The Rev. John Langan, a Jesuit professor of Christian ethics at Georgetown University, said killing bin Laden to prevent future attacks is morally valid, but cautioned that vengeance is ultimately a divine, not human, right.
“I knew people who died in 9/11,” Langan said. “I feel deeply the evil of that action. But I am part of a religious tradition that says that we don’t make final, independent judgments about the souls of other men. That rests with God.”
Which all leads back to Americans’ response to the death of a madman.
“You have to have compassion, even for your enemies,” said A. Rashied Omar, a research scholar at the University of Notre Dame’s Kroc Institute for International Peace Studies.
“The Quran teaches that you never should allow enmity to swerve you away from compassion, because without compassion, the pursuit of justice risks becoming a cycle of revenge.”
Others said there is a difference between rejoicing in bin Laden’s death and finding a certain degree of satisfaction—a “subtle but important difference,” said the Rev.
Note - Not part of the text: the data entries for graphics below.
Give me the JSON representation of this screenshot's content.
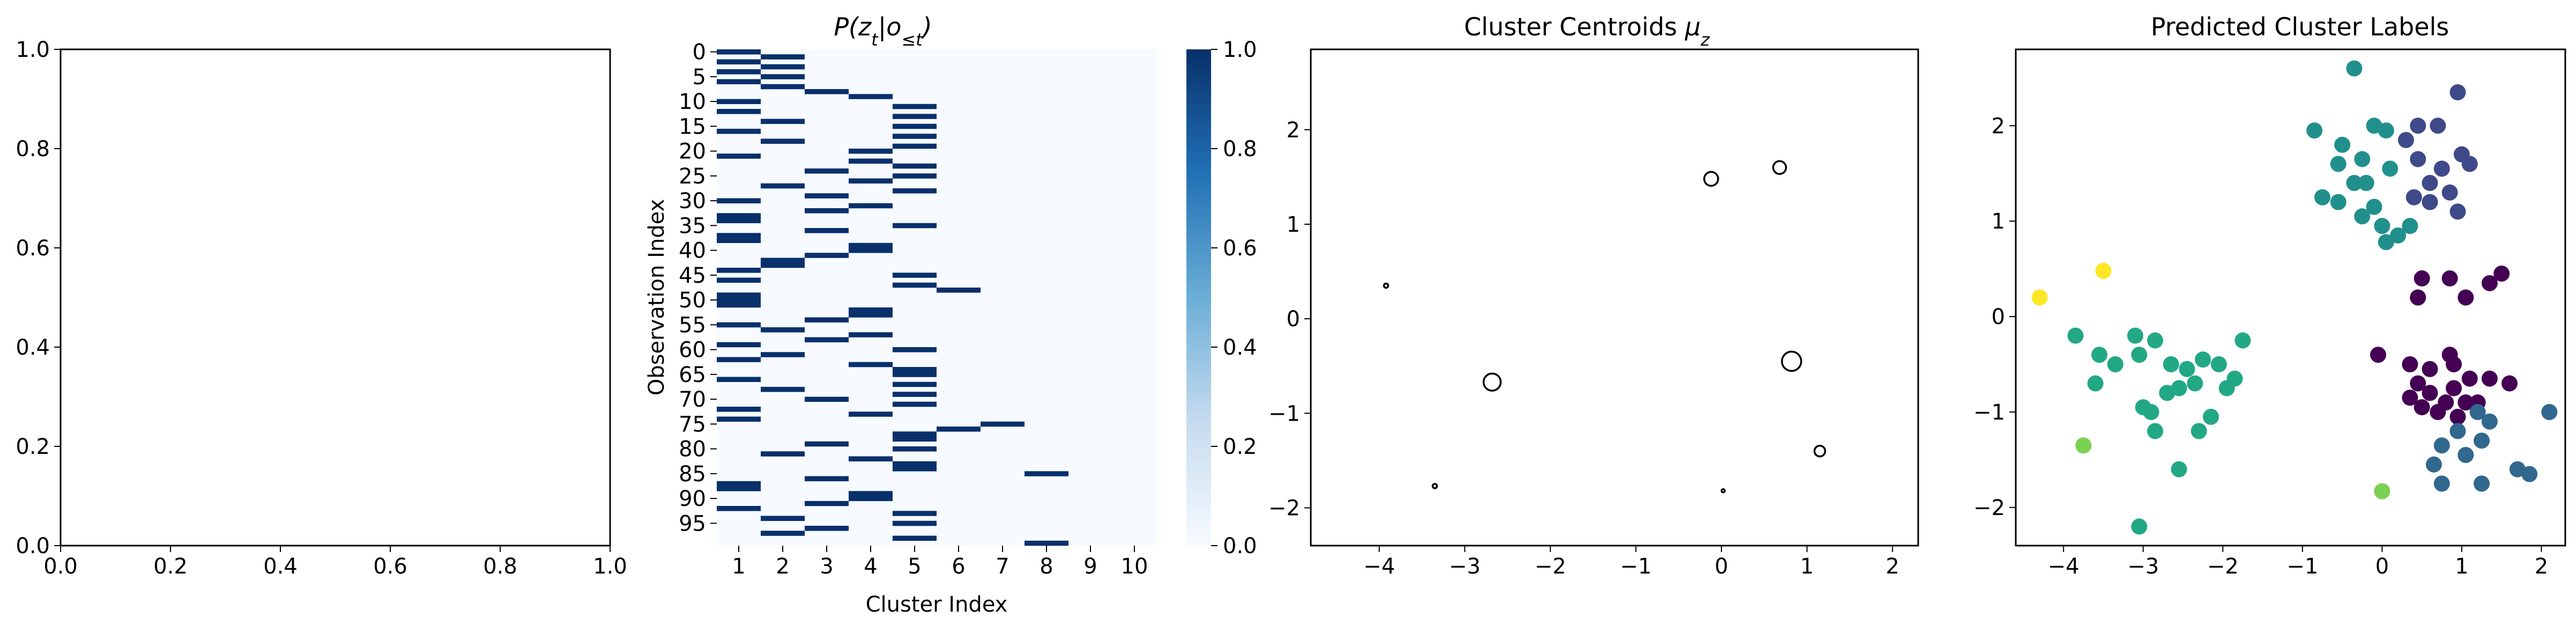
{
  "chart_data": [
    {
      "type": "scatter",
      "title": "",
      "xlabel": "",
      "ylabel": "",
      "xlim": [
        0,
        1
      ],
      "ylim": [
        0,
        1
      ],
      "x_ticks": [
        "0.0",
        "0.2",
        "0.4",
        "0.6",
        "0.8",
        "1.0"
      ],
      "y_ticks": [
        "0.0",
        "0.2",
        "0.4",
        "0.6",
        "0.8",
        "1.0"
      ],
      "points": []
    },
    {
      "type": "heatmap",
      "title": "P(z_t|o_{≤t})",
      "xlabel": "Cluster Index",
      "ylabel": "Observation Index",
      "colormap": "Blues",
      "colorbar_ticks": [
        "0.0",
        "0.2",
        "0.4",
        "0.6",
        "0.8",
        "1.0"
      ],
      "colorbar_range": [
        0,
        1
      ],
      "columns": [
        "1",
        "2",
        "3",
        "4",
        "5",
        "6",
        "7",
        "8",
        "9",
        "10"
      ],
      "y_ticks": [
        "0",
        "5",
        "10",
        "15",
        "20",
        "25",
        "30",
        "35",
        "40",
        "45",
        "50",
        "55",
        "60",
        "65",
        "70",
        "75",
        "80",
        "85",
        "90",
        "95"
      ],
      "n_rows": 100,
      "assignments": [
        1,
        2,
        1,
        2,
        1,
        2,
        1,
        2,
        3,
        4,
        1,
        5,
        1,
        5,
        2,
        5,
        1,
        5,
        2,
        5,
        4,
        1,
        4,
        5,
        3,
        5,
        4,
        2,
        5,
        3,
        1,
        4,
        3,
        1,
        1,
        5,
        3,
        1,
        1,
        4,
        4,
        3,
        2,
        2,
        1,
        5,
        1,
        5,
        6,
        1,
        1,
        1,
        4,
        4,
        3,
        1,
        2,
        4,
        3,
        1,
        5,
        2,
        1,
        4,
        5,
        5,
        1,
        5,
        2,
        5,
        3,
        5,
        1,
        4,
        1,
        7,
        6,
        5,
        5,
        3,
        5,
        2,
        4,
        5,
        5,
        8,
        3,
        1,
        1,
        4,
        4,
        3,
        1,
        5,
        2,
        5,
        3,
        2,
        5,
        8
      ]
    },
    {
      "type": "scatter",
      "title": "Cluster Centroids μ_z",
      "xlabel": "",
      "ylabel": "",
      "xlim": [
        -4.8,
        2.3
      ],
      "ylim": [
        -2.4,
        2.85
      ],
      "x_ticks": [
        -4,
        -3,
        -2,
        -1,
        0,
        1,
        2
      ],
      "y_ticks": [
        -2,
        -1,
        0,
        1,
        2
      ],
      "marker": "hollow circle, size proportional to cluster weight",
      "points": [
        {
          "x": -0.12,
          "y": 1.48,
          "size": 13
        },
        {
          "x": 0.68,
          "y": 1.6,
          "size": 12
        },
        {
          "x": 0.82,
          "y": -0.45,
          "size": 18
        },
        {
          "x": -2.68,
          "y": -0.67,
          "size": 16
        },
        {
          "x": -3.92,
          "y": 0.35,
          "size": 4
        },
        {
          "x": 1.15,
          "y": -1.4,
          "size": 10
        },
        {
          "x": -3.35,
          "y": -1.77,
          "size": 4
        },
        {
          "x": 0.02,
          "y": -1.82,
          "size": 3
        }
      ]
    },
    {
      "type": "scatter",
      "title": "Predicted Cluster Labels",
      "xlabel": "",
      "ylabel": "",
      "xlim": [
        -4.6,
        2.3
      ],
      "ylim": [
        -2.4,
        2.8
      ],
      "x_ticks": [
        -4,
        -3,
        -2,
        -1,
        0,
        1,
        2
      ],
      "y_ticks": [
        -2,
        -1,
        0,
        1,
        2
      ],
      "colormap": "viridis",
      "series": [
        {
          "color": "#440154",
          "points": [
            [
              0.5,
              0.4
            ],
            [
              0.45,
              0.2
            ],
            [
              0.85,
              0.4
            ],
            [
              1.05,
              0.2
            ],
            [
              1.35,
              0.35
            ],
            [
              1.5,
              0.45
            ],
            [
              -0.05,
              -0.4
            ],
            [
              0.35,
              -0.5
            ],
            [
              0.6,
              -0.55
            ],
            [
              0.85,
              -0.4
            ],
            [
              0.9,
              -0.5
            ],
            [
              1.1,
              -0.65
            ],
            [
              1.35,
              -0.65
            ],
            [
              1.6,
              -0.7
            ],
            [
              0.35,
              -0.85
            ],
            [
              0.6,
              -0.8
            ],
            [
              0.9,
              -0.75
            ],
            [
              1.05,
              -0.9
            ],
            [
              0.5,
              -0.95
            ],
            [
              0.7,
              -1.0
            ],
            [
              0.95,
              -1.05
            ],
            [
              1.2,
              -0.9
            ],
            [
              0.8,
              -0.9
            ],
            [
              0.45,
              -0.7
            ]
          ]
        },
        {
          "color": "#3e4a89",
          "points": [
            [
              0.3,
              1.85
            ],
            [
              0.45,
              2.0
            ],
            [
              0.7,
              2.0
            ],
            [
              0.95,
              2.35
            ],
            [
              0.45,
              1.65
            ],
            [
              0.6,
              1.4
            ],
            [
              0.75,
              1.55
            ],
            [
              1.0,
              1.7
            ],
            [
              1.1,
              1.6
            ],
            [
              0.4,
              1.25
            ],
            [
              0.6,
              1.2
            ],
            [
              0.85,
              1.3
            ],
            [
              0.95,
              1.1
            ]
          ]
        },
        {
          "color": "#31688e",
          "points": [
            [
              1.2,
              -1.0
            ],
            [
              1.35,
              -1.1
            ],
            [
              1.25,
              -1.3
            ],
            [
              0.95,
              -1.2
            ],
            [
              1.05,
              -1.45
            ],
            [
              0.75,
              -1.35
            ],
            [
              0.65,
              -1.55
            ],
            [
              0.75,
              -1.75
            ],
            [
              1.25,
              -1.75
            ],
            [
              1.7,
              -1.6
            ],
            [
              1.85,
              -1.65
            ],
            [
              2.1,
              -1.0
            ]
          ]
        },
        {
          "color": "#21908d",
          "points": [
            [
              -0.35,
              2.6
            ],
            [
              -0.85,
              1.95
            ],
            [
              -0.5,
              1.8
            ],
            [
              -0.25,
              1.65
            ],
            [
              -0.1,
              2.0
            ],
            [
              0.05,
              1.95
            ],
            [
              0.1,
              1.55
            ],
            [
              -0.55,
              1.6
            ],
            [
              -0.35,
              1.4
            ],
            [
              -0.2,
              1.4
            ],
            [
              -0.75,
              1.25
            ],
            [
              -0.55,
              1.2
            ],
            [
              -0.25,
              1.05
            ],
            [
              0.0,
              0.95
            ],
            [
              -0.1,
              1.15
            ],
            [
              0.2,
              0.85
            ],
            [
              0.35,
              0.95
            ],
            [
              0.05,
              0.78
            ]
          ]
        },
        {
          "color": "#22a884",
          "points": [
            [
              -3.85,
              -0.2
            ],
            [
              -3.55,
              -0.4
            ],
            [
              -3.35,
              -0.5
            ],
            [
              -3.1,
              -0.2
            ],
            [
              -2.85,
              -0.25
            ],
            [
              -3.05,
              -0.4
            ],
            [
              -3.6,
              -0.7
            ],
            [
              -2.65,
              -0.5
            ],
            [
              -2.45,
              -0.55
            ],
            [
              -2.25,
              -0.45
            ],
            [
              -2.05,
              -0.5
            ],
            [
              -1.85,
              -0.65
            ],
            [
              -1.95,
              -0.75
            ],
            [
              -2.35,
              -0.7
            ],
            [
              -2.55,
              -0.75
            ],
            [
              -2.7,
              -0.8
            ],
            [
              -3.0,
              -0.95
            ],
            [
              -2.9,
              -1.0
            ],
            [
              -2.15,
              -1.05
            ],
            [
              -2.3,
              -1.2
            ],
            [
              -2.85,
              -1.2
            ],
            [
              -2.55,
              -1.6
            ],
            [
              -1.75,
              -0.25
            ],
            [
              -3.05,
              -2.2
            ]
          ]
        },
        {
          "color": "#7ad151",
          "points": [
            [
              -3.75,
              -1.35
            ],
            [
              0.0,
              -1.83
            ]
          ]
        },
        {
          "color": "#fde725",
          "points": [
            [
              -4.3,
              0.2
            ],
            [
              -3.5,
              0.48
            ]
          ]
        }
      ]
    }
  ]
}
Jay Emerson Johnson, an Episcopal priest who teaches at the Pacific School of Religion.
“I’m not sorry Bin Laden is dead,” Johnson posted on Twitter. “That’s not the same thing as celebrating his death.”
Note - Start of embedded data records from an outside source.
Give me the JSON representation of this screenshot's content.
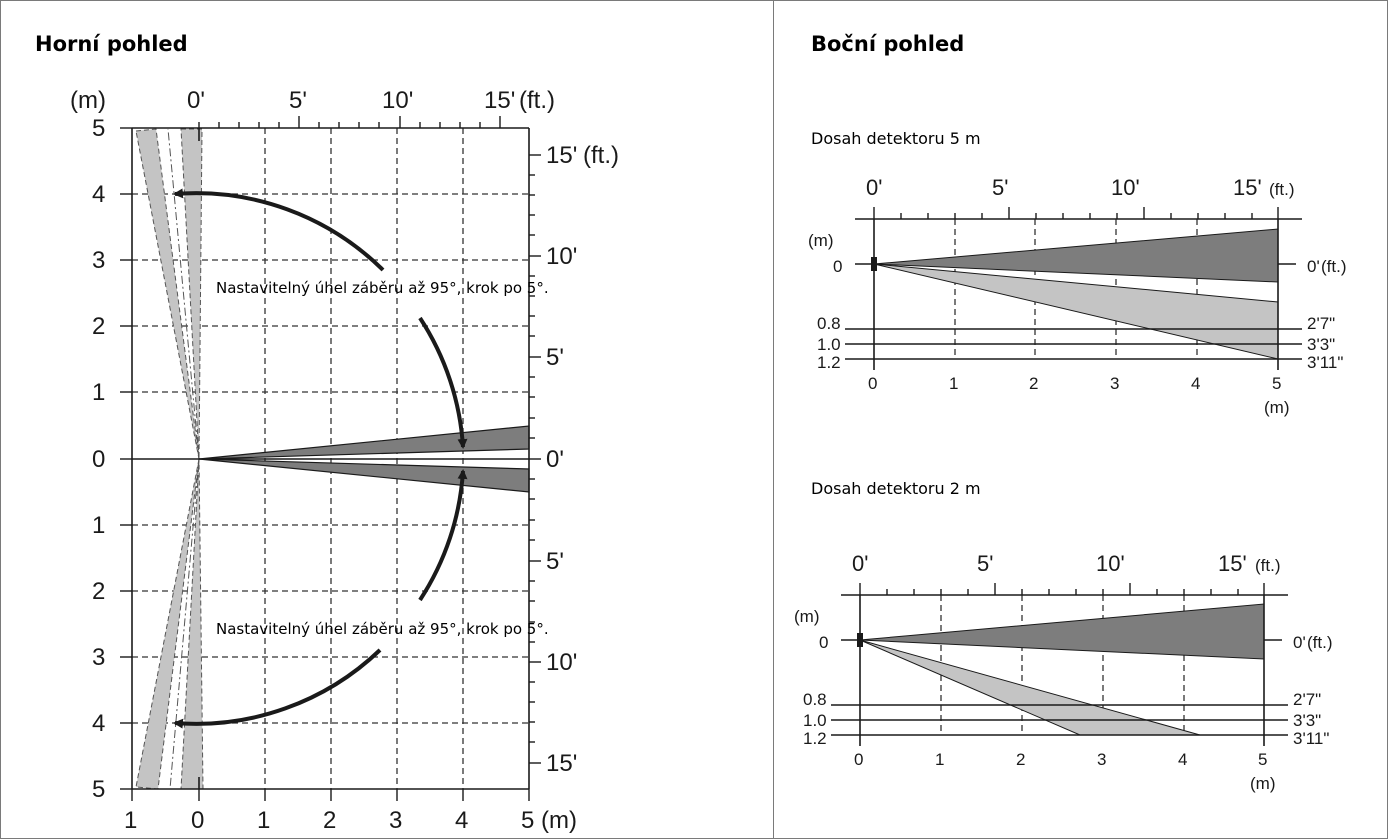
{
  "left_panel": {
    "heading": "Horní pohled",
    "m_unit": "(m)",
    "ft_unit": "(ft.)",
    "top_ft_ticks": [
      "0'",
      "5'",
      "10'",
      "15'"
    ],
    "left_m_ticks": [
      "5",
      "4",
      "3",
      "2",
      "1",
      "0",
      "1",
      "2",
      "3",
      "4",
      "5"
    ],
    "right_ft_ticks": [
      "15'",
      "10'",
      "5'",
      "0'",
      "5'",
      "10'",
      "15'"
    ],
    "bottom_m_ticks": [
      "1",
      "0",
      "1",
      "2",
      "3",
      "4",
      "5"
    ],
    "note_upper": "Nastavitelný úhel záběru až 95°, krok po 5°.",
    "note_lower": "Nastavitelný úhel záběru až 95°, krok po 5°."
  },
  "right_panel": {
    "heading": "Boční pohled",
    "m_unit": "(m)",
    "ft_unit": "(ft.)",
    "ft_ticks": [
      "0'",
      "5'",
      "10'",
      "15'"
    ],
    "m_ticks": [
      "0",
      "1",
      "2",
      "3",
      "4",
      "5"
    ],
    "height_labels_m": [
      "0",
      "0.8",
      "1.0",
      "1.2"
    ],
    "height_labels_ft": [
      "0'",
      "2'7\"",
      "3'3\"",
      "3'11\""
    ],
    "diagram_5m": {
      "title": "Dosah detektoru 5 m"
    },
    "diagram_2m": {
      "title": "Dosah detektoru 2 m"
    }
  },
  "colors": {
    "dark_beam": "#7d7d7d",
    "light_beam": "#c4c4c4",
    "line": "#1a1a1a",
    "border": "#7a7a7a"
  }
}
And that, perhaps, is where Americans will live in the coming days and weeks, caught in the gray space between satisfaction and celebration, glad that bin Laden is finally gone but not wanting to dance on anyone’s grave.
Jesuit priest James Martin posted a thoughtful piece in America Magazine: What Is a Christian Response to Bin Laden’s Death? His essay refers to the fact that John Paul II was beatified on the same day that Osama bin Laden was killed:
But as a Christian, I am asked to pray for him and, at some point, forgive him. And that command comes to us from Jesus, a man who was beaten, tortured and killed. That command comes from a man who knows a great deal about suffering. It also comes from God.
So what do you think, dear readers? What is the proper spiritual response to the death of Bin Laden? Is this something you have struggled with?